Mais ils ont aussi des rites qui leur sont propres: ils prient plusieurs fois par jour en direction du soleil, source de vie et à l’origine de leur dieu.

Ils effectuent un pèlerinage une fois par an au temple de Lalish, dans le nord de l’Irak, lieu qu’a fréquenté leur archange.

Persécutés par les islamistes

Daesh considère certaines pratiques des yézidis comme de l’idolâtrie. Ainsi le fait qu’ils vénèrent le serpent, symbole de sagesse et le feu et aussi parce qu’ils prient face au soleil.

Mais c’est surtout la vénération qu’ils portent à Malek-Taous, l’archange qui a désobéi (mais qui a été ensuite pardonné par dieu).

Or, malgré cette absolution divine, il reste aux yeux des musulmans orthodoxes le symbole de l’ange déchu qui n’est autre que Satan. D’où cette réputation d’adorateurs du diable qui a valu aux yézidis l’inimitié tenace des islamistes.

Pour Daesh, ce ne sont que des païens et l’Etat Islamique ne laisse comme choix que la conversion ou la mort.

Mais les événements survenus en août 2014 ont permis d’observer un changement radical de la part de L’Etat Islamique puisque l’ONU a considéré que leurs agissements s’apparentaient désormais à un génocide.

les événements du mois d’août 2014 (un génocide)

Kheder a été témoin de ces agissements génocidaires.

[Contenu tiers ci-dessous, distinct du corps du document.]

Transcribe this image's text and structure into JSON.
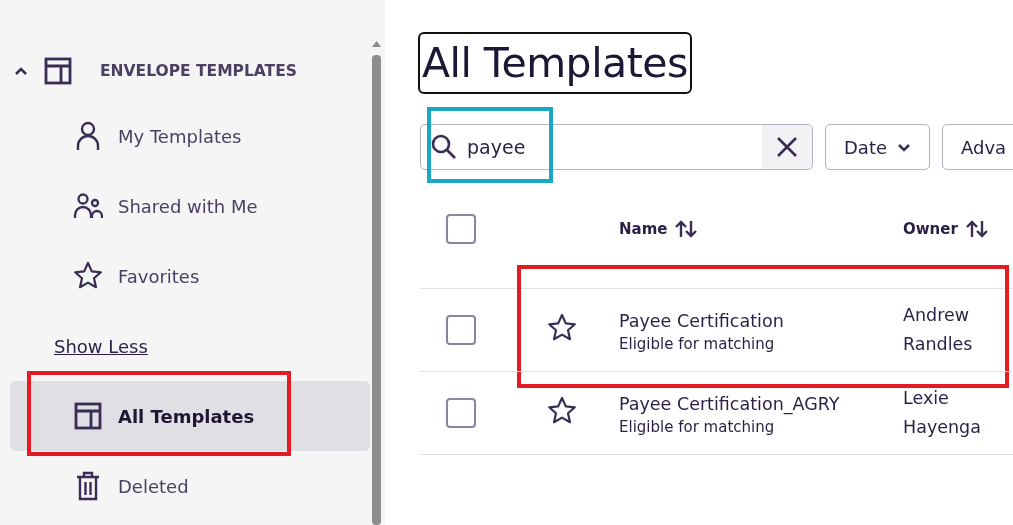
{
  "sidebar": {
    "section": {
      "title": "ENVELOPE TEMPLATES",
      "expanded": true
    },
    "items": [
      {
        "kind": "person",
        "label": "My Templates",
        "selected": false
      },
      {
        "kind": "people",
        "label": "Shared with Me",
        "selected": false
      },
      {
        "kind": "star",
        "label": "Favorites",
        "selected": false
      },
      {
        "kind": "link",
        "label": "Show Less",
        "selected": false
      },
      {
        "kind": "template",
        "label": "All Templates",
        "selected": true,
        "frame": {
          "color": "#e31b23"
        }
      },
      {
        "kind": "trash",
        "label": "Deleted",
        "selected": false
      }
    ]
  },
  "main": {
    "title": {
      "text": "All Templates",
      "focused": true
    },
    "search": {
      "value": "payee",
      "frame": {
        "color": "#1aa7c4"
      }
    },
    "filters": [
      {
        "label": "Date",
        "dropdown": true
      },
      {
        "label": "Adva",
        "dropdown": false
      }
    ],
    "table": {
      "columns": [
        {
          "label": "Name",
          "sortable": true
        },
        {
          "label": "Owner",
          "sortable": true
        }
      ],
      "select_all": {
        "checked": false
      },
      "rows": [
        {
          "checked": false,
          "favorite": false,
          "name": "Payee Certification",
          "subtitle": "Eligible for matching",
          "owner": "Andrew Randles",
          "frame": {
            "color": "#e31b23"
          }
        },
        {
          "checked": false,
          "favorite": false,
          "name": "Payee Certification_AGRY",
          "subtitle": "Eligible for matching",
          "owner": "Lexie Hayenga"
        }
      ]
    }
  }
}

Selon lui , Daesh est venu le 3/08/2014 attaquer en masse les villages aux alentours du mont Singar (nord de l’Irak) qui est le fief des yézidis.

Lui et sa propre famille ont dû fuir pour échapper à la mort.

« Le rapport de l’ONU explique que « le schéma » des attaques contre les Yézidis a montré l’intention des djihadistes de les « détruire en tant que groupe », avec des villages entiers « vidés » de leur population, ce qui « suggère fortement que l’État islamique en Irak et au Levant, (ancien nom de Daech, NDLR) pourrait avoir perpétré un génocide » (…)

Les enquêteurs dénoncent aussi le « traitement brutal » – meurtres, tortures, viols et enrôlement d’enfants… – infligé à d’autres groupes ethniques, citant les chrétiens, turkmènes, sabéens, mandéens, kaka’e, kurdes et chiites.

« Certains pourraient constituer des crimes contre l’Humanité et/ou des crimes de guerre », précisent-ils. Suki Nagra (le responsable de la mission d’enquête de l’ONU) a expliqué que le meurtre des chrétiens ne peut pas être considéré comme un génocide par les enquêteurs car les chrétiens, contrairement aux Yézidis, se sont vus offrir la possibilité de se convertir ou de s’enfuir. »
(http://www.la-croix.com/Actualite/Monde/Les-attaques-contre-les-yezidis-en-Irak-pourraient-constituer-un-genocide-pour-l-ONU-2015-03-20-1293402 )

Ainsi le caractère génocidaire de la politique menée par Daesh vis-à-vis des Yézidis semble avoir été retenu par l’ONU.

L’on retrouve bien évidemment ce drame dans les oeuvres de Kheder. Mais l’artiste, fidèle en cela à sa religion non violente, immortalise par la peinture les événements sans aucun esprit de vindicte préférant utiliser une expression essentiellement gnostique.

La peinture de Kheder, une peinture essentiellement gnostique

Effectivement Kheder est le représentant de cette communauté yézidie essentiellement bienveillante et non belliqueuse. Il est resté fidèle à l’enseignement de l’Ange-Paon.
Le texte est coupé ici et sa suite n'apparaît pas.